# [SOLVED] Power Managment w KDE 4.3

## follow_by_white_rabbit

Po staniej aktualizacji (na oko pakiety nie miały nic wspólnego zarządzaniem energią) przestały działać wszelkie wskaźniki stanu baterii, oszczędzania energii itp itd w KDE 4.3, a manager urządzeń i panel power managmnet z centrum sterowanie nie ma informacji o procesorach i dyskach.

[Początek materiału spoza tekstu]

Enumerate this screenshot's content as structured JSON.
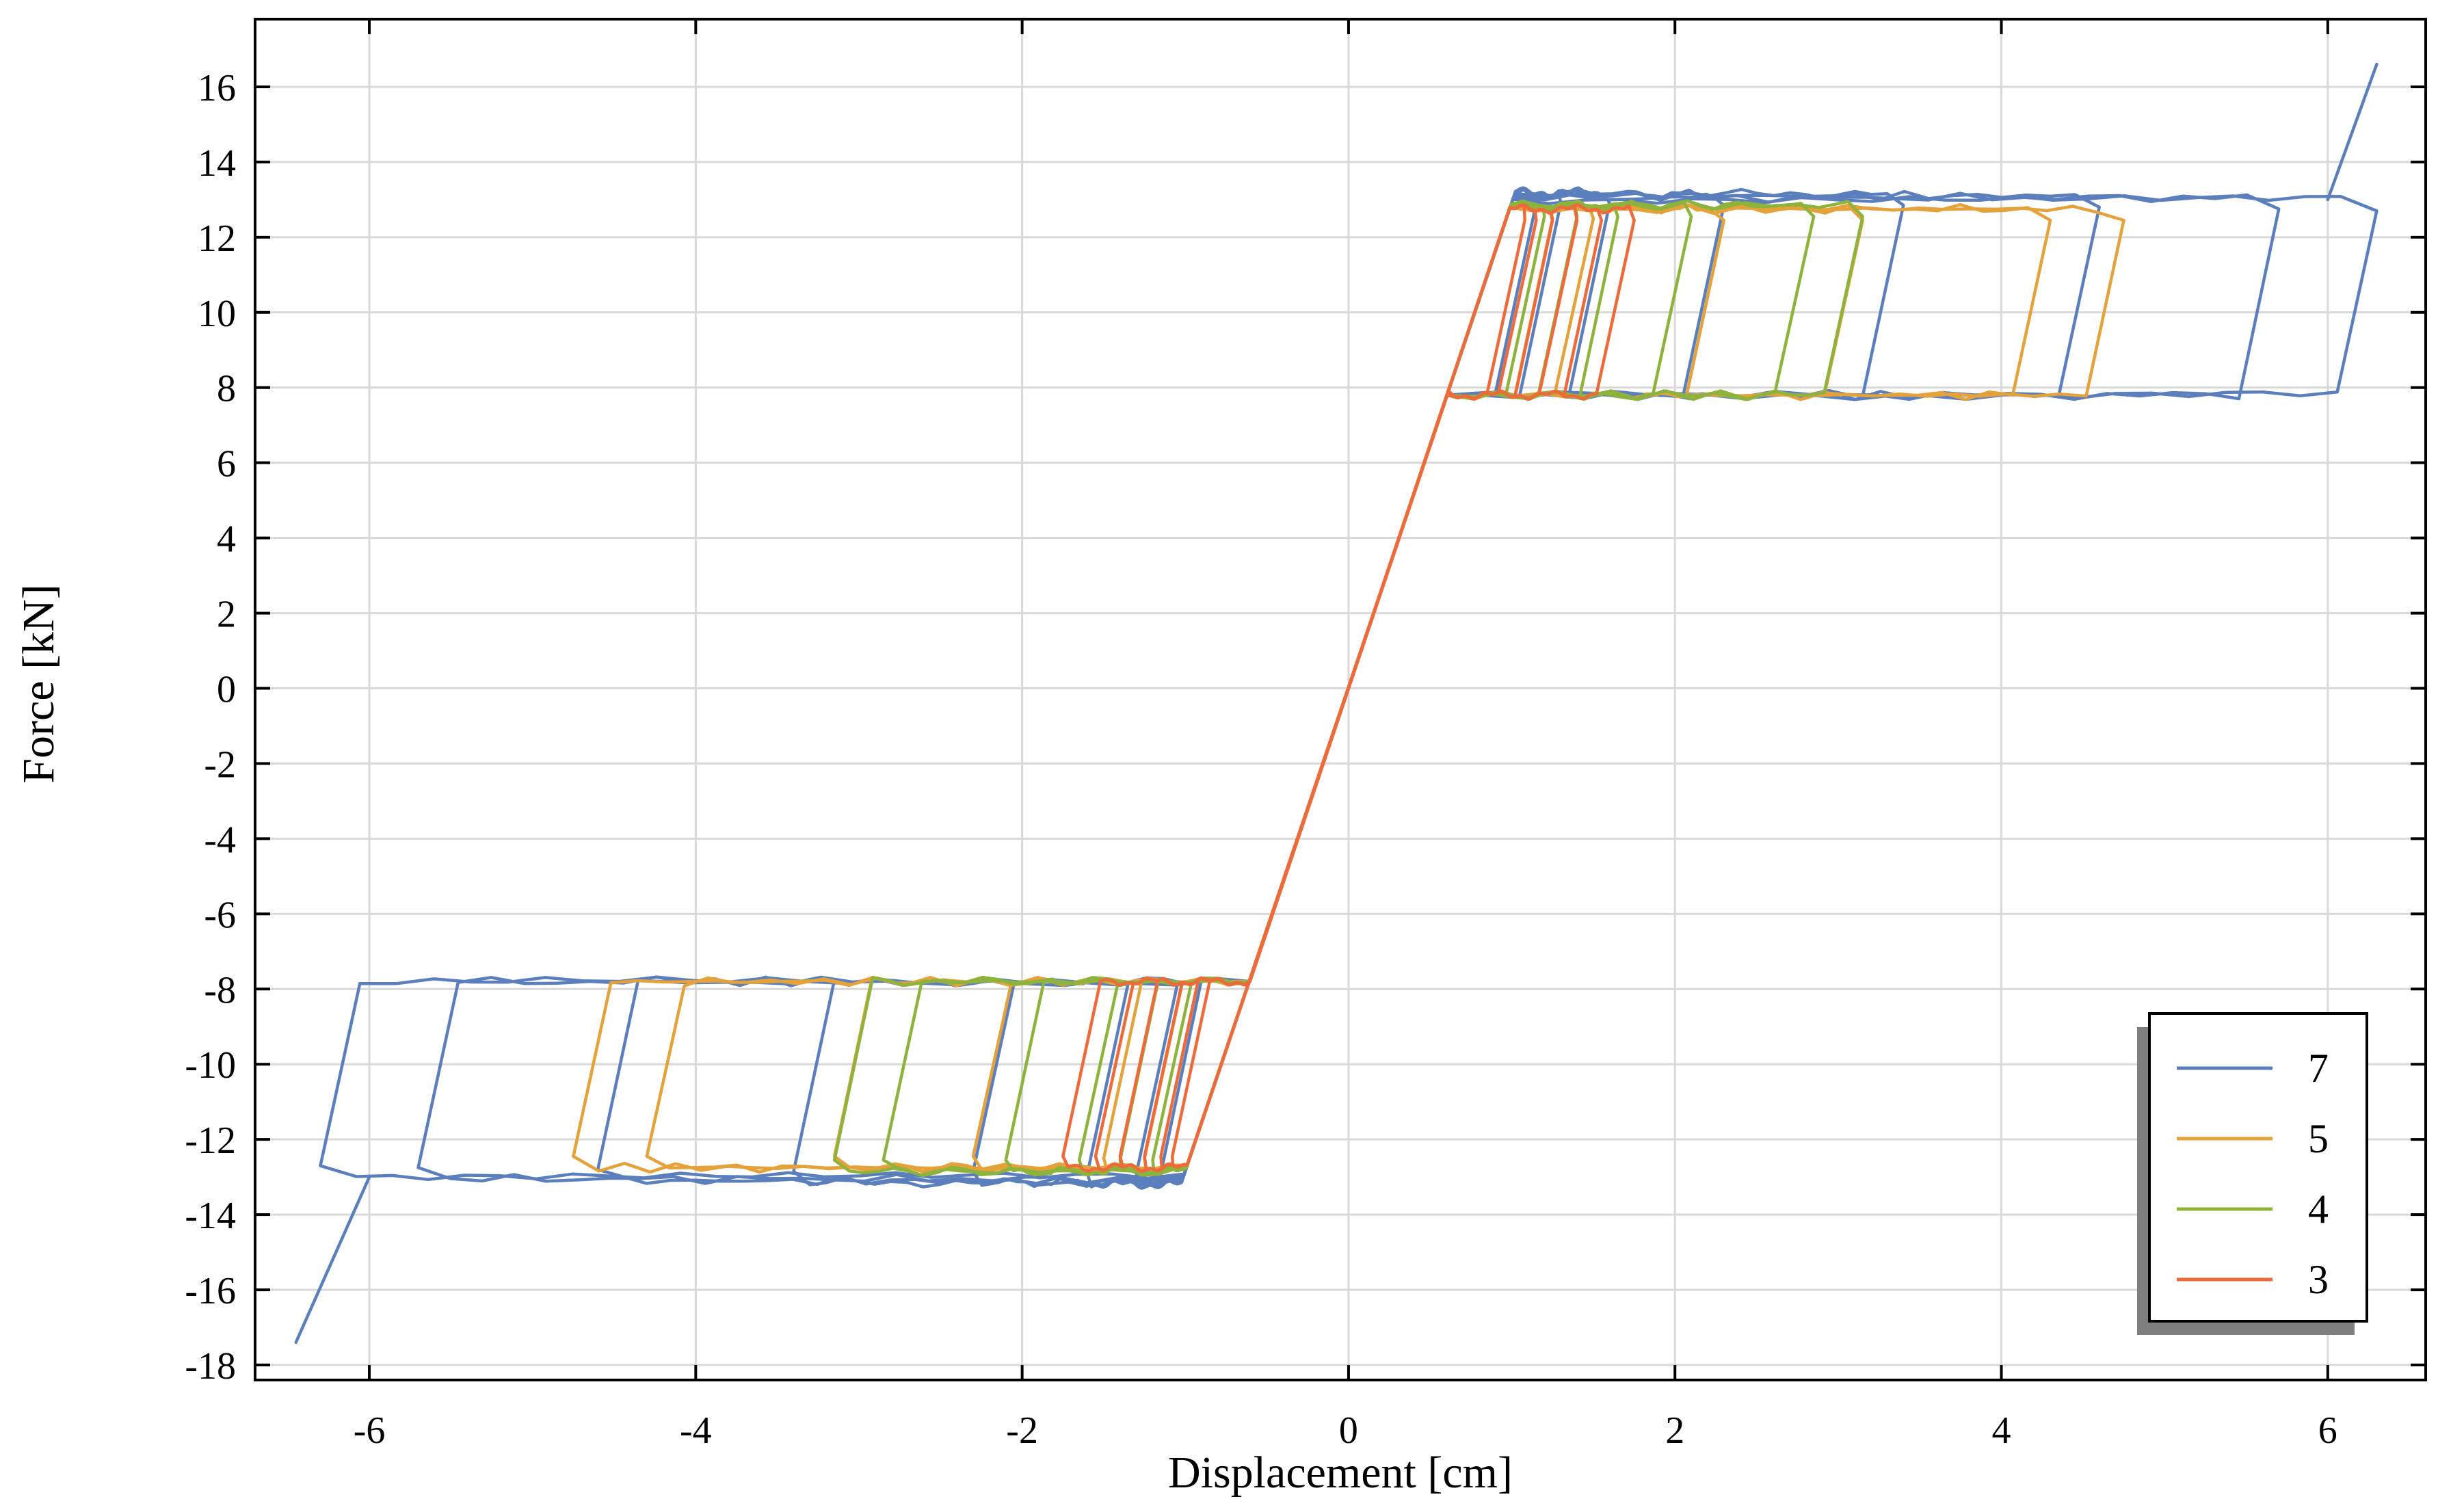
{
  "chart_data": {
    "type": "line",
    "title": "",
    "xlabel": "Displacement [cm]",
    "ylabel": "Force [kN]",
    "xlim": [
      -6.7,
      6.6
    ],
    "ylim": [
      -18.4,
      17.8
    ],
    "xticks": [
      -6,
      -4,
      -2,
      0,
      2,
      4,
      6
    ],
    "yticks": [
      -18,
      -16,
      -14,
      -12,
      -10,
      -8,
      -6,
      -4,
      -2,
      0,
      2,
      4,
      6,
      8,
      10,
      12,
      14,
      16
    ],
    "grid": true,
    "legend_position": "bottom-right",
    "series": [
      {
        "name": "7",
        "color": "#5b7fbd",
        "loops": [
          {
            "d": 6.3,
            "k": 13.0
          },
          {
            "d": 5.7,
            "k": 13.05
          },
          {
            "d": 4.6,
            "k": 13.1
          },
          {
            "d": 3.4,
            "k": 13.15
          },
          {
            "d": 2.3,
            "k": 13.15
          },
          {
            "d": 1.6,
            "k": 13.2
          },
          {
            "d": 1.3,
            "k": 13.2
          },
          {
            "d": 1.15,
            "k": 13.2
          }
        ],
        "end_points": [
          [
            -6.45,
            -17.4
          ],
          [
            6.3,
            16.6
          ]
        ]
      },
      {
        "name": "5",
        "color": "#e5a23a",
        "loops": [
          {
            "d": 4.75,
            "k": 12.75
          },
          {
            "d": 4.3,
            "k": 12.75
          },
          {
            "d": 3.15,
            "k": 12.75
          },
          {
            "d": 2.3,
            "k": 12.75
          },
          {
            "d": 1.5,
            "k": 12.8
          },
          {
            "d": 1.25,
            "k": 12.8
          }
        ]
      },
      {
        "name": "4",
        "color": "#8db33c",
        "loops": [
          {
            "d": 3.15,
            "k": 12.85
          },
          {
            "d": 2.85,
            "k": 12.85
          },
          {
            "d": 2.1,
            "k": 12.85
          },
          {
            "d": 1.65,
            "k": 12.85
          },
          {
            "d": 1.4,
            "k": 12.85
          },
          {
            "d": 1.2,
            "k": 12.85
          }
        ]
      },
      {
        "name": "3",
        "color": "#ee6a3a",
        "loops": [
          {
            "d": 1.75,
            "k": 12.75
          },
          {
            "d": 1.55,
            "k": 12.75
          },
          {
            "d": 1.4,
            "k": 12.75
          },
          {
            "d": 1.25,
            "k": 12.75
          },
          {
            "d": 1.15,
            "k": 12.75
          },
          {
            "d": 1.08,
            "k": 12.75
          }
        ]
      }
    ]
  }
}
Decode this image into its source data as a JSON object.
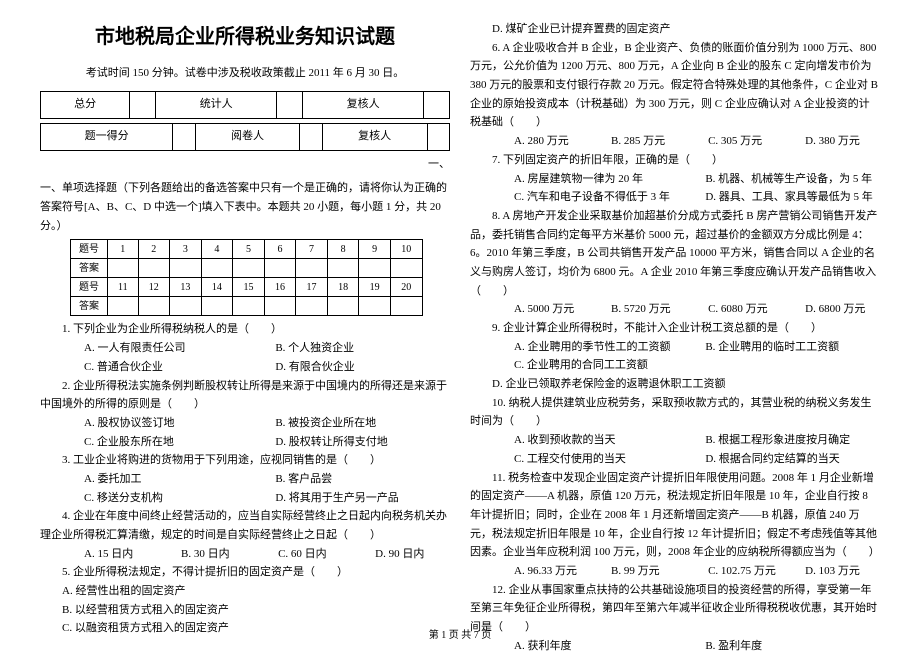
{
  "title": "市地税局企业所得税业务知识试题",
  "exam_meta": "考试时间 150 分钟。试卷中涉及税收政策截止 2011 年 6 月 30 日。",
  "header_table": {
    "row1": [
      "总分",
      "",
      "统计人",
      "",
      "复核人",
      ""
    ],
    "row2": [
      "题一得分",
      "",
      "阅卷人",
      "",
      "复核人",
      ""
    ]
  },
  "section1_label_suffix": "一、",
  "section1_head": "一、单项选择题（下列各题给出的备选答案中只有一个是正确的，请将你认为正确的答案符号[A、B、C、D 中选一个]填入下表中。本题共 20 小题，每小题 1 分，共 20 分。）",
  "answersheet": {
    "row_label": "题号",
    "ans_label": "答案",
    "nums1": [
      "1",
      "2",
      "3",
      "4",
      "5",
      "6",
      "7",
      "8",
      "9",
      "10"
    ],
    "nums2": [
      "11",
      "12",
      "13",
      "14",
      "15",
      "16",
      "17",
      "18",
      "19",
      "20"
    ]
  },
  "q1": {
    "stem": "1. 下列企业为企业所得税纳税人的是（　　）",
    "a": "A. 一人有限责任公司",
    "b": "B. 个人独资企业",
    "c": "C. 普通合伙企业",
    "d": "D. 有限合伙企业"
  },
  "q2": {
    "stem": "2. 企业所得税法实施条例判断股权转让所得是来源于中国境内的所得还是来源于中国境外的所得的原则是（　　）",
    "a": "A. 股权协议签订地",
    "b": "B. 被投资企业所在地",
    "c": "C. 企业股东所在地",
    "d": "D. 股权转让所得支付地"
  },
  "q3": {
    "stem": "3. 工业企业将购进的货物用于下列用途，应视同销售的是（　　）",
    "a": "A. 委托加工",
    "b": "B. 客户品尝",
    "c": "C. 移送分支机构",
    "d": "D. 将其用于生产另一产品"
  },
  "q4": {
    "stem": "4. 企业在年度中间终止经营活动的，应当自实际经营终止之日起内向税务机关办理企业所得税汇算清缴，规定的时间是自实际经营终止之日起（　　）",
    "a": "A. 15 日内",
    "b": "B. 30 日内",
    "c": "C. 60 日内",
    "d": "D. 90 日内"
  },
  "q5": {
    "stem": "5. 企业所得税法规定，不得计提折旧的固定资产是（　　）",
    "a": "A. 经营性出租的固定资产",
    "b": "B. 以经营租赁方式租入的固定资产",
    "c": "C. 以融资租赁方式租入的固定资产",
    "d": "D. 煤矿企业已计提弃置费的固定资产"
  },
  "q6": {
    "stem": "6. A 企业吸收合并 B 企业，B 企业资产、负债的账面价值分别为 1000 万元、800 万元，公允价值为 1200 万元、800 万元，A 企业向 B 企业的股东 C 定向增发市价为 380 万元的股票和支付银行存款 20 万元。假定符合特殊处理的其他条件，C 企业对 B 企业的原始投资成本（计税基础）为 300 万元，则 C 企业应确认对 A 企业投资的计税基础（　　）",
    "a": "A. 280 万元",
    "b": "B. 285 万元",
    "c": "C. 305 万元",
    "d": "D. 380 万元"
  },
  "q7": {
    "stem": "7. 下列固定资产的折旧年限，正确的是（　　）",
    "a": "A. 房屋建筑物一律为 20 年",
    "b": "B. 机器、机械等生产设备，为 5 年",
    "c": "C. 汽车和电子设备不得低于 3 年",
    "d": "D. 器具、工具、家具等最低为 5 年"
  },
  "q8": {
    "stem": "8. A 房地产开发企业采取基价加超基价分成方式委托 B 房产营销公司销售开发产品，委托销售合同约定每平方米基价 5000 元，超过基价的金额双方分成比例是 4：6。2010 年第三季度，B 公司共销售开发产品 10000 平方米，销售合同以 A 企业的名义与购房人签订，均价为 6800 元。A 企业 2010 年第三季度应确认开发产品销售收入（　　）",
    "a": "A. 5000 万元",
    "b": "B. 5720 万元",
    "c": "C. 6080 万元",
    "d": "D. 6800 万元"
  },
  "q9": {
    "stem": "9. 企业计算企业所得税时，不能计入企业计税工资总额的是（　　）",
    "a": "A. 企业聘用的季节性工的工资额",
    "b": "B. 企业聘用的临时工工资额",
    "c": "C. 企业聘用的合同工工资额",
    "d": "D. 企业已领取养老保险金的返聘退休职工工资额"
  },
  "q10": {
    "stem": "10. 纳税人提供建筑业应税劳务，采取预收款方式的，其营业税的纳税义务发生时间为（　　）",
    "a": "A. 收到预收款的当天",
    "b": "B. 根据工程形象进度按月确定",
    "c": "C. 工程交付使用的当天",
    "d": "D. 根据合同约定结算的当天"
  },
  "q11": {
    "stem": "11. 税务检查中发现企业固定资产计提折旧年限使用问题。2008 年 1 月企业新增的固定资产——A 机器，原值 120 万元，税法规定折旧年限是 10 年，企业自行按 8 年计提折旧；同时，企业在 2008 年 1 月还新增固定资产——B 机器，原值 240 万元，税法规定折旧年限是 10 年，企业自行按 12 年计提折旧；假定不考虑残值等其他因素。企业当年应税利润 100 万元，则，2008 年企业的应纳税所得额应当为（　　）",
    "a": "A. 96.33 万元",
    "b": "B. 99 万元",
    "c": "C. 102.75 万元",
    "d": "D. 103 万元"
  },
  "q12": {
    "stem": "12. 企业从事国家重点扶持的公共基础设施项目的投资经营的所得，享受第一年至第三年免征企业所得税，第四年至第六年减半征收企业所得税税收优惠，其开始时间是（　　）",
    "a": "A. 获利年度",
    "b": "B. 盈利年度"
  },
  "footer": "第 1 页 共 7 页"
}
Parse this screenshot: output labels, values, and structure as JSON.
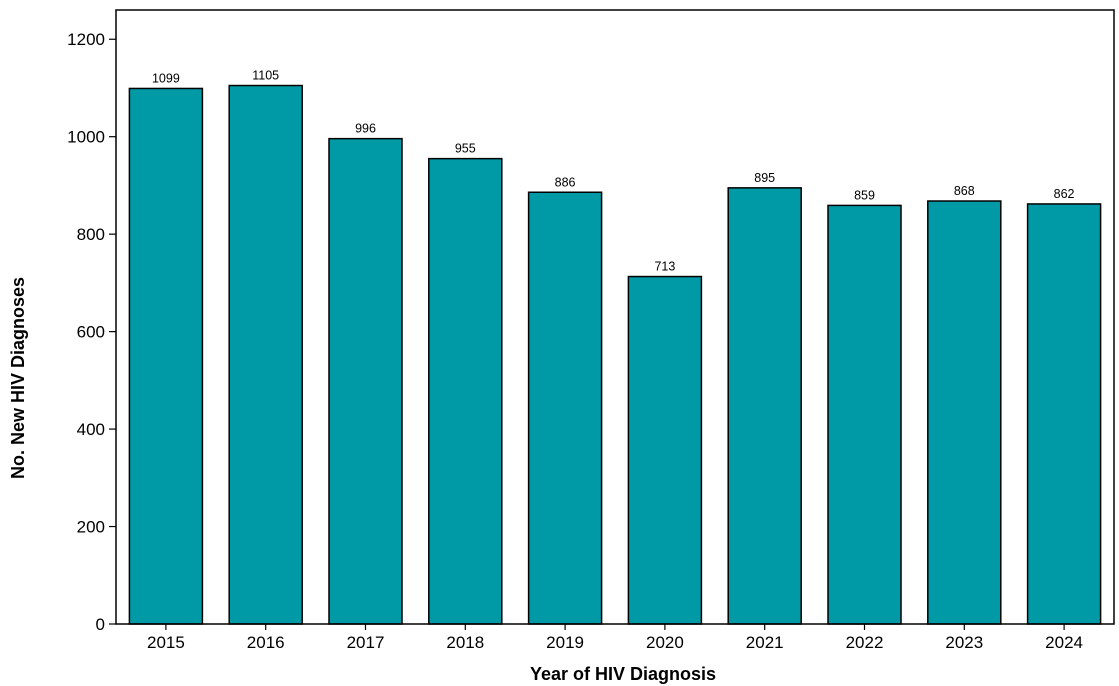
{
  "chart_data": {
    "type": "bar",
    "title": "",
    "xlabel": "Year of HIV Diagnosis",
    "ylabel": "No. New HIV Diagnoses",
    "categories": [
      "2015",
      "2016",
      "2017",
      "2018",
      "2019",
      "2020",
      "2021",
      "2022",
      "2023",
      "2024"
    ],
    "values": [
      1099,
      1105,
      996,
      955,
      886,
      713,
      895,
      859,
      868,
      862
    ],
    "data_labels": [
      "1099",
      "1105",
      "996",
      "955",
      "886",
      "713",
      "895",
      "859",
      "868",
      "862"
    ],
    "ylim": [
      0,
      1260
    ],
    "yticks": [
      0,
      200,
      400,
      600,
      800,
      1000,
      1200
    ],
    "ytick_labels": [
      "0",
      "200",
      "400",
      "600",
      "800",
      "1000",
      "1200"
    ],
    "bar_color": "#009aa6",
    "bar_edge_color": "#000000",
    "grid": false,
    "legend": "none"
  }
}
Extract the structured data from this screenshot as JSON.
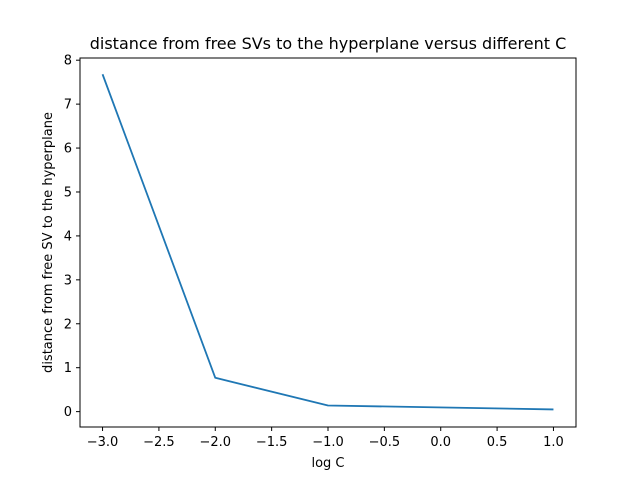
{
  "chart_data": {
    "type": "line",
    "title": "distance from free SVs to the hyperplane versus different C",
    "xlabel": "log C",
    "ylabel": "distance from free SV to the hyperplane",
    "xlim": [
      -3.2,
      1.2
    ],
    "ylim": [
      -0.35,
      8.05
    ],
    "x_ticks": [
      -3.0,
      -2.5,
      -2.0,
      -1.5,
      -1.0,
      -0.5,
      0.0,
      0.5,
      1.0
    ],
    "x_tick_labels": [
      "−3.0",
      "−2.5",
      "−2.0",
      "−1.5",
      "−1.0",
      "−0.5",
      "0.0",
      "0.5",
      "1.0"
    ],
    "y_ticks": [
      0,
      1,
      2,
      3,
      4,
      5,
      6,
      7,
      8
    ],
    "y_tick_labels": [
      "0",
      "1",
      "2",
      "3",
      "4",
      "5",
      "6",
      "7",
      "8"
    ],
    "grid": false,
    "series": [
      {
        "color": "#1f77b4",
        "x": [
          -3.0,
          -2.0,
          -1.0,
          1.0
        ],
        "y": [
          7.68,
          0.77,
          0.14,
          0.05
        ]
      }
    ]
  }
}
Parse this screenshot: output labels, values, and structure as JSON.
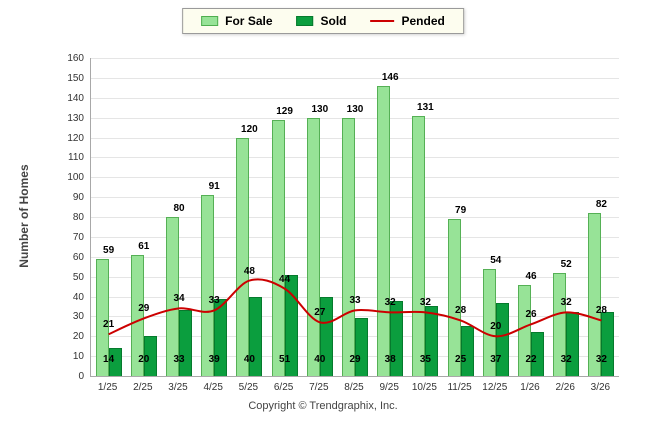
{
  "chart_data": {
    "type": "bar",
    "title": "",
    "categories": [
      "1/25",
      "2/25",
      "3/25",
      "4/25",
      "5/25",
      "6/25",
      "7/25",
      "8/25",
      "9/25",
      "10/25",
      "11/25",
      "12/25",
      "1/26",
      "2/26",
      "3/26"
    ],
    "series": [
      {
        "name": "For Sale",
        "type": "bar",
        "color": "#97e397",
        "values": [
          59,
          61,
          80,
          91,
          120,
          129,
          130,
          130,
          146,
          131,
          79,
          54,
          46,
          52,
          82
        ]
      },
      {
        "name": "Sold",
        "type": "bar",
        "color": "#0b9e3e",
        "values": [
          14,
          20,
          33,
          39,
          40,
          51,
          40,
          29,
          38,
          35,
          25,
          37,
          22,
          32,
          32
        ]
      },
      {
        "name": "Pended",
        "type": "line",
        "color": "#cc0000",
        "values": [
          21,
          29,
          34,
          33,
          48,
          44,
          27,
          33,
          32,
          32,
          28,
          20,
          26,
          32,
          28
        ]
      }
    ],
    "xlabel": "",
    "ylabel": "Number of Homes",
    "ylim": [
      0,
      160
    ],
    "ytick_step": 10,
    "grid": true,
    "legend_position": "top"
  },
  "footer": {
    "copyright": "Copyright © Trendgraphix, Inc."
  }
}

Wcześniej wszystko działało out-of-box, więc sprawdziłem jądro, acpi, reemergowałem kde-base/powerdevil, sprawdziłem usługi i demony... i nic dalej to samo. Ktoś może pomóc ??Last edited by follow_by_white_rabbit on Sat Jul 03, 2010 11:23 am; edited 1 time in total

----------

## lsdudi

masz sys-power/guidance-power-manager ??

poka emerge --info

----------

## follow_by_white_rabbit

Można już odznaczyć jako [SOLVED]. Co prawda nie wiem jak, ale w jakiś cudowny sposób zarządzanie energią powróciło (dokładnie 2h po założeniu postu na forum  :Wink:  ).

----------

## Kurt Steiner

No to oznacz jako [SOLVED] - to Twój wątek...

----------